É proibido usar maquininhas para simular vendas com cartões e, assim, adiar o pagamento da fatura.

Os bancos e as administradoras de cartões de crédito estão dê olho em uma nova estratégia que vem sendo utilizanda pelos consumidores para adiar o pagamento da fatura; muitos brasileiros estão utilizando maquininhas de cartões para “simular” vendas e, com isso, conseguir dinheiro da administradora para pagar a própria fatura; o chamado autofinanciamento.

Maquininha de cartão POS

Conselho Monetário Nacional (CMN) veta o autofinanciamento por meio de maquininhas; prática ilegal tem sido utilizada para pagar faturas e até conseguir dinheiro sem precisar, oficialmente, fazer um empréstimo ou obter outra linha de crédito.
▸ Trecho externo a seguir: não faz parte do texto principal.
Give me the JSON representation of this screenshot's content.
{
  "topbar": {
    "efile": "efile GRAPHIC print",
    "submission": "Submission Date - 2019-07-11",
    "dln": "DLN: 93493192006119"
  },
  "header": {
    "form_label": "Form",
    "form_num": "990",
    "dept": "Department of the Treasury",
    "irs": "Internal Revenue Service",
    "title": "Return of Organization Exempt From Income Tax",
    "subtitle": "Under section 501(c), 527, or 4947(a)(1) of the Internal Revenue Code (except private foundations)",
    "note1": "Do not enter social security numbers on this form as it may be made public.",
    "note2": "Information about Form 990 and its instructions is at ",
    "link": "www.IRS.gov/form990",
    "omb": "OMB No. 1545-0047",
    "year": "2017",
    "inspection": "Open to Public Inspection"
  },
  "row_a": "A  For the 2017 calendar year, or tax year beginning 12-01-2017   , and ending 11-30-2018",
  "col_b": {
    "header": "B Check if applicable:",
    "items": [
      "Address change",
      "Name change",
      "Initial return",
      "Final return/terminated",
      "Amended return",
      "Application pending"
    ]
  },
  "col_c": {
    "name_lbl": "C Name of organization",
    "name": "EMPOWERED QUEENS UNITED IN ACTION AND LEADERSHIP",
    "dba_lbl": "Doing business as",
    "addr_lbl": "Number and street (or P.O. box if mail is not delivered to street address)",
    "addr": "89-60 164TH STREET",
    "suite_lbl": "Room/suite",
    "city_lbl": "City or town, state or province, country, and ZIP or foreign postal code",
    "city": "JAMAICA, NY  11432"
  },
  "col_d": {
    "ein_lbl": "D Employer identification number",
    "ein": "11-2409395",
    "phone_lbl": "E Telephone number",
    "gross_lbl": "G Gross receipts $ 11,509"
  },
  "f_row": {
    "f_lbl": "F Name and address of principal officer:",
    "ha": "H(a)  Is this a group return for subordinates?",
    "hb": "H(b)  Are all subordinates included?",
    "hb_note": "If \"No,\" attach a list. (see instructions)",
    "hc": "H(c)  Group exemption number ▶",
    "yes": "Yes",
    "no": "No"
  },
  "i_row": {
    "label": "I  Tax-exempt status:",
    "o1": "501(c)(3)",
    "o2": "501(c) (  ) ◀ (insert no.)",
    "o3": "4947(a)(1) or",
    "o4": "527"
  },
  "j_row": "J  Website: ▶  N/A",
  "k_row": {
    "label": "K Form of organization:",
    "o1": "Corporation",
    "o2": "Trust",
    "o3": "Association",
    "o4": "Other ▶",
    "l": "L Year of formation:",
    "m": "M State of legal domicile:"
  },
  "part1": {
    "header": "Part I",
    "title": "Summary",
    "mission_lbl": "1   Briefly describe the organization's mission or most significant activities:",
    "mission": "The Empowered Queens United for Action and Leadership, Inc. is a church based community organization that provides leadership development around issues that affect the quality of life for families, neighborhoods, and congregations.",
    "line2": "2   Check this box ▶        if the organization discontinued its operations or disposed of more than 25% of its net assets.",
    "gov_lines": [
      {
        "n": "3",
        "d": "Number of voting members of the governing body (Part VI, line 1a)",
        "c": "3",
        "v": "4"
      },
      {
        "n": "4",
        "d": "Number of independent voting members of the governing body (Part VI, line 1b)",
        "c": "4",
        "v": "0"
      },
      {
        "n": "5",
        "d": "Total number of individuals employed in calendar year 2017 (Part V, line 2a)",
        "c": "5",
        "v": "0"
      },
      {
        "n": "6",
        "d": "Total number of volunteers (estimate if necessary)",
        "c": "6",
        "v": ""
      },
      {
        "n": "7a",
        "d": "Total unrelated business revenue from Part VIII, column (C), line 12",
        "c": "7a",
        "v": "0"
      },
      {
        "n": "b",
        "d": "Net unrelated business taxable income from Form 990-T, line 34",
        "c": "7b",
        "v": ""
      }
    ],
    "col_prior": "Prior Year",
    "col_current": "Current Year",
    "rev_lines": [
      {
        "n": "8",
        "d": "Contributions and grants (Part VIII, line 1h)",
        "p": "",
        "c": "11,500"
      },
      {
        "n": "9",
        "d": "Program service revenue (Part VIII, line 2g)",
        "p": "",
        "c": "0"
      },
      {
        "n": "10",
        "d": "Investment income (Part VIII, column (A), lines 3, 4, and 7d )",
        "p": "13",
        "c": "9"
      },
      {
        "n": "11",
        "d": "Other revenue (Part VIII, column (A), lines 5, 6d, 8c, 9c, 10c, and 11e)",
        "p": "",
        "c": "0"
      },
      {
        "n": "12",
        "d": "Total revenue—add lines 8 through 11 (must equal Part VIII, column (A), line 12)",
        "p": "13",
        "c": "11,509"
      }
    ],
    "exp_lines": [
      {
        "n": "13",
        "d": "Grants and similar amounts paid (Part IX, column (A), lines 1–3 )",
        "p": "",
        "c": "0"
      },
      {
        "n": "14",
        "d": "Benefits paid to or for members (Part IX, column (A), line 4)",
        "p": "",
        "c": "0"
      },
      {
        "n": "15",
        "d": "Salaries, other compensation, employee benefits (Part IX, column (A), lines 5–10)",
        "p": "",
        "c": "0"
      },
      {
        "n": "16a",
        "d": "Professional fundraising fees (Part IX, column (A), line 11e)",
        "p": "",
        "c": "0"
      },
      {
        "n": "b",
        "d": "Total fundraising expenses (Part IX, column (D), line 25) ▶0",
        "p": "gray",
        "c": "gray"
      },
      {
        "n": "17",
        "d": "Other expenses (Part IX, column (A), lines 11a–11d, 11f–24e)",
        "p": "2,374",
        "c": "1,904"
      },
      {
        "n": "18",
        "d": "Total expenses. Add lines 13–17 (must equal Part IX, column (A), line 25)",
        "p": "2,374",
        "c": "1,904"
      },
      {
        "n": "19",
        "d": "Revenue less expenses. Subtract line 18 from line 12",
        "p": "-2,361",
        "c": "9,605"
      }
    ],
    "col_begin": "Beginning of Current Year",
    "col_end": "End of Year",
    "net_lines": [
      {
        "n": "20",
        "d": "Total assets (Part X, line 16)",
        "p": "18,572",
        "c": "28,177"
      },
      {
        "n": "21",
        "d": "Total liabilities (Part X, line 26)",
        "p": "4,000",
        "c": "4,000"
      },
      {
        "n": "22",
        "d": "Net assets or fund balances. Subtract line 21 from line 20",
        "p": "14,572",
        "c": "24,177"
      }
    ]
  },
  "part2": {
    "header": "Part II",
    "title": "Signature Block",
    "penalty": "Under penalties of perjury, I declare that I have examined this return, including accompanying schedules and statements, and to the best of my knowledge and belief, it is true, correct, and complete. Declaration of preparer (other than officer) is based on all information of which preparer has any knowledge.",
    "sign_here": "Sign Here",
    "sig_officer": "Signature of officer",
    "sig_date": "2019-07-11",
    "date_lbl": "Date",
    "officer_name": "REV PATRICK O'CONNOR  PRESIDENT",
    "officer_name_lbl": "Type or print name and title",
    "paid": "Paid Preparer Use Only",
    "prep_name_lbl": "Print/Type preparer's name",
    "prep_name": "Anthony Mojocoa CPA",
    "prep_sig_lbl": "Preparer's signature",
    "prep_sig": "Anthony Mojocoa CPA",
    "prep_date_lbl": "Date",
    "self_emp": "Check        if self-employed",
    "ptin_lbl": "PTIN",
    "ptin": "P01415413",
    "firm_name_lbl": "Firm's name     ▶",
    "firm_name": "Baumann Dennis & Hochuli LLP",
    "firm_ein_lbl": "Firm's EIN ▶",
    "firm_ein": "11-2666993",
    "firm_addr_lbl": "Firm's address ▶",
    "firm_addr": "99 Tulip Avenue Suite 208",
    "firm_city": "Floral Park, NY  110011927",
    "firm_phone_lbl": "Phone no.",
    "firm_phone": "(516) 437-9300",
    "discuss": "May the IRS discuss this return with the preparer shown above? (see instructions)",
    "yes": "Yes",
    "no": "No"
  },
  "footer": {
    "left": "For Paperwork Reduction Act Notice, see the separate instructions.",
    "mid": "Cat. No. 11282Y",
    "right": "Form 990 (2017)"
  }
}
Quando o cliente utiliza uma maquininha de um terceiro fica mais difícil para a administradora descobrir, mas vale lembrar que as credenciadoras podem solicitar notas fiscais e outros documentos para comprovar a legitimidade de uma venda.

O ideal é nunca passar o próprio cartão de crédito da maquininha, mesmo que seja para testar o equipamento.

COMO FUNCIONA

Por exemplo, a pessoa tem uma fatura de R$300,00 que vai vencer no cartão de crédito; para conseguir dinheiro a pessoa usa uma máquina própria ou de terceiros para simular uma venda de R$300,00, com isso consegue dinheiro para pagar o próprio cartão.

A prática tem sido possível pois as credenciadoras têm reduzido o prazo para pagamento das vendas; algumas credenciadoras pagam as vendas em apenas 1 dia útil.

A prática de autofinanciamento é ilegal e pode ser considerada uma fraude contra o sistema financeiro nacional, pois o titular está simulando uma nova compra para conseguir o dinheiro para pagar a  própria dívida da administradora.

Na prática é como fazer o credor pagar a própria dívida do consumidor de forma a postergar o saldo devedor.

O “loop infinito” do pagamento da fatura com a maquininha de cartão pode viabilizar que o consumidor postergue o pagamento da dívida por meses. Como as taxas das maquininhas geralmente possuem taxas inferiores às do rotativo ou parcelamento da fatura, tal técnica tem sido utilizado para “burlar” o pagamento da fatura sem ter que pagar os juros do cartão.

A má notícia é que se a administradora descobrir, o cartão de crédito pode ser cancelado unilateralmente, pois o consumidor está simulando uma compra em uma maquininha própria.

O contrato das maquininhas também costuma vetar o processamento de vendas com cartões de mesma titularidade da maquininha ou ainda de sócios da empresa.

Embora as próprias administradoras já ofereçam empréstimos pelo cartão de crédito, tal taxa é muito superior ao valor cobrado dos estabelecimentos nas vendas com cartões. Além disso, quando o consumidor faz um empréstimo, parcelamento de fatura ou usa o rotativo, ele está sujeito à cobrança do IOF (Imposto sobre Operações Financeiras).

Fora o risco de ter o cartão ou a maquininha cancelada, há ainda o risco financeiro, pois, dependendo do limite do cartão, a pessoa pode se endividar mais do que pode pagar.